When disc IDs are attached, the track times can't be set manually. Setting times to one of the disc IDs is the only option.

I didn't grasp yet when it is the case that no correct disc ID is available and there is a better source for the correct time. The notes mention Video CDs, which possibly shouldn't get disc IDs attached in the first place? (when there are no audio tracks). Otherwise I don't see why we should mess around with length of data tracks. --JonnyJD (talk) 14:24, 25 September 2013 (UTC)

Client support with and without full TOC

The main client library for disc ID support is libdiscid:

  • submission url provided includes DiscID and TOC, to save the TOC on the server
  • web service url provided also includes both, but is outdated (WS/1)
  • only the disc ID can be gathered directly with the API (as of 0.5.2)
  • there will be an upcoming release (0.6.0) with a "toc string API" (LIB-41)

The web service does allow lookup by disc ID and, if it doesn't match, a fuzzy lookup by TOC. The result of a match by disc ID and a fuzzy match by TOC looks completely different (see comment in LMB-36) A syntactically valid (though not existing) disc ID is always required and a match by TOC is currently always fuzzy.

libmusicbrainz is technically able to work with a TOC lookup, but isn't straightforward due to how the web service works. (see above and LMB-36)

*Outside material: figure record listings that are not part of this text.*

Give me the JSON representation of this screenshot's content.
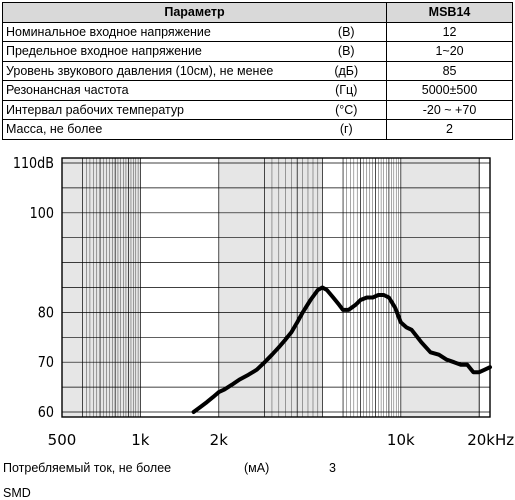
{
  "table": {
    "header_param": "Параметр",
    "header_model": "MSB14",
    "rows": [
      {
        "param": "Номинальное входное напряжение",
        "unit": "(В)",
        "value": "12"
      },
      {
        "param": "Предельное входное напряжение",
        "unit": "(В)",
        "value": "1~20"
      },
      {
        "param": "Уровень звукового давления (10см), не менее",
        "unit": "(дБ)",
        "value": "85"
      },
      {
        "param": "Резонансная частота",
        "unit": "(Гц)",
        "value": "5000±500"
      },
      {
        "param": "Интервал рабочих температур",
        "unit": "(°C)",
        "value": "-20 ~ +70"
      },
      {
        "param": "Масса, не более",
        "unit": "(г)",
        "value": "2"
      }
    ]
  },
  "chart_data": {
    "type": "line",
    "x_scale": "log",
    "xlim": [
      500,
      22000
    ],
    "ylim": [
      59,
      111
    ],
    "grid": true,
    "x_ticks": [
      {
        "label": "500",
        "value": 500
      },
      {
        "label": "1k",
        "value": 1000
      },
      {
        "label": "2k",
        "value": 2000
      },
      {
        "label": "10k",
        "value": 10000
      },
      {
        "label": "20kHz",
        "value": 20000
      }
    ],
    "y_ticks": [
      {
        "label": "110dB",
        "value": 110
      },
      {
        "label": "100",
        "value": 100
      },
      {
        "label": "80",
        "value": 80
      },
      {
        "label": "70",
        "value": 70
      },
      {
        "label": "60",
        "value": 60
      }
    ],
    "series": [
      {
        "x": [
          1600,
          1700,
          1800,
          1900,
          2000,
          2100,
          2250,
          2400,
          2600,
          2800,
          3000,
          3200,
          3400,
          3600,
          3800,
          4000,
          4200,
          4500,
          4800,
          5000,
          5200,
          5500,
          5800,
          6000,
          6300,
          6700,
          7000,
          7400,
          7800,
          8200,
          8600,
          9000,
          9500,
          10000,
          10500,
          11000,
          12000,
          13000,
          14000,
          15000,
          16000,
          17000,
          18000,
          19000,
          20000,
          21000,
          22000
        ],
        "y": [
          60,
          61,
          62,
          63,
          64,
          64.5,
          65.5,
          66.5,
          67.5,
          68.5,
          70,
          71.5,
          73,
          74.5,
          76,
          78,
          80,
          82.5,
          84.5,
          85,
          84.5,
          83,
          81.5,
          80.5,
          80.5,
          81.5,
          82.5,
          83,
          83,
          83.5,
          83.5,
          83,
          81,
          78,
          77,
          76.5,
          74,
          72,
          71.5,
          70.5,
          70,
          69.5,
          69.5,
          68,
          68,
          68.5,
          69
        ]
      }
    ]
  },
  "footer": {
    "current_label": "Потребляемый ток, не более",
    "current_unit": "(мА)",
    "current_value": "3",
    "mount": "SMD"
  }
}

python-musicbrainzngs can only lookup by disc ID. There is an outstanding ticket for (fuzzy) lookup by TOC.

Usage statistics

(still left to gather)

Summary/Evaluation/TLDNR

Disc IDs are only IDs, so they are not important data in themselves. The important data is in the TOCs. However, the Disc IDs also aren't the problem, since the locks are in place because of the TOCs. When lookup would work directly by TOC, we would have the same issues with confused taggers (in case of pregap tracks implemented as normal tracks) or inconsistent data (in case of track times in no relation to actual TOCs).

Additionally the client structure is based on lookup by Disc ID, not by TOC directly. Removing Disc IDs will probably break lots of lookup applications (statistics not gathered as of writing though).